In Part 3, I’ll skip some of the development details and jump into the server issues, with a focus on why the new blog hasn’t launched yet. The answer lies heavily in the challenge of running a Python-based application server in shared hosting environments. The common lack of mod_python, the RAM hit, etc., all add to the complexity in adopting Django.
February 17th, 2007 at 8:23 am
Awesome post, I’m working on this very same thing at the moment and your insights were helpful. I was having a hard time finding a decent export solution. You might want to include the full link to the WXR export plugin, instead of the Google search. That link being here.

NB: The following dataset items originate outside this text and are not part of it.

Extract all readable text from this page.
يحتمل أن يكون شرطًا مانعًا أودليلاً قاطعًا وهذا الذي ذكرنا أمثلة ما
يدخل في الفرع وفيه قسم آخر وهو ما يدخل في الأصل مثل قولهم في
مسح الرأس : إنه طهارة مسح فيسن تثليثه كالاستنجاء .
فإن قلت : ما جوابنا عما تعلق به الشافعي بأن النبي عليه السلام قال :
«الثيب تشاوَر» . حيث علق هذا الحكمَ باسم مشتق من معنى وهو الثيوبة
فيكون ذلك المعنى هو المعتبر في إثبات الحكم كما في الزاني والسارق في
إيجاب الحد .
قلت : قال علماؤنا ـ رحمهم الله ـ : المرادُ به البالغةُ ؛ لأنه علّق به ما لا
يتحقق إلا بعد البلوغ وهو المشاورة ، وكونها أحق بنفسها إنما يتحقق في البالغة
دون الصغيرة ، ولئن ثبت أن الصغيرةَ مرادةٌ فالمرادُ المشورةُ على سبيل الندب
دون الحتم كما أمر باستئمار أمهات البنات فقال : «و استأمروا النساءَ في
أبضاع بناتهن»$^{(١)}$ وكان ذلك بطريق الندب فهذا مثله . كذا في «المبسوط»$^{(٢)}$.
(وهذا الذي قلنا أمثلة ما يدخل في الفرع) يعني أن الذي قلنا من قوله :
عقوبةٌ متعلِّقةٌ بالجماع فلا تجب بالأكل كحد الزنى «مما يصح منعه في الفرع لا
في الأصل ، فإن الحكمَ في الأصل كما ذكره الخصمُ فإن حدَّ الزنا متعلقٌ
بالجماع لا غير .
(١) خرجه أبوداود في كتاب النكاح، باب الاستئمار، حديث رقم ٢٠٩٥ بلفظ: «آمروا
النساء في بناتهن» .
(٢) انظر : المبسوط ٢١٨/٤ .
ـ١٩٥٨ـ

February 17th, 2007 at 1:45 pm
Hi Jesse, thanks for the comment. I updated the URL. (And thanks for the tip on your blog about Wagamama coming to Boston. I’m in Boston more often then London lately.)
February 28th, 2007 at 11:04 am
One additional note, in case anyone else reads this and has a similar problem.
The export plugin *might* generate some malformed XML, like unescaped or illegal characters. For example, I often use —, an em-dash. ElementTree seemed fine with it, but working with that data subsequently caused python to throw an UnicodeEncodeError. Eg. A simple ‘print results['body']‘ returns the following error:
>>> UnicodeEncodeError: ‘ascii’ codec can’t encode character u’\u2014′ in position 4
>>> 99: ordinal not in range(128)
I’m no XML expert. In fact, I know very little about character sets in general. So perhaps I need to change Python’s character set or something. I didn’t bother. Instead, I manually edited the RSS file and removed the offending characters.
February 28th, 2007 at 11:39 am
Good point Jesse — I had a number of problems with the XML that came out of the plugin as well (and I also found out along the way that my MySQL tables were storing ‘latin-1′ instead of ‘utf8′… fun fun.) I ended up adding some entity encoding/translation to swap various entities and unicode characters into something more ascii-friendly. I hate doing this (I really wish it were easier to run everything as unicode), but that’s just where we’re at with our tools right now I guess.
The following are the characters I swapped:
“–” becomes “–”
“—” becomes “–”
“‘” becomes “‘”
“’” becomes “‘”
“‚” becomes “‘”
““” becomes ‘”‘
“”” becomes ‘”‘
“„” becomes ‘”‘
“…” becomes “…”
“″” becomes ‘”‘
“\u2019″ becomes “‘”
“\u2029″ becomes “?”
July 11th, 2008 at 4:11 am
I tried doing this, but into serious issues because the WXR file produced was not well-formed XML.
Other people have had similar issues: http://lucumr.pocoo.org/cogitations/2008/02/18/how-not-to-do-xml/
July 11th, 2008 at 8:15 am
Thanks for the link Martey… and the point can’t be overstressed: The WXR that WordPress produces is an invalid mess! A strict parser will fail. If you want to work with it, you need a liberal, non-validating parser (and even still, you might need to touch up potential character encoding issues before you start.)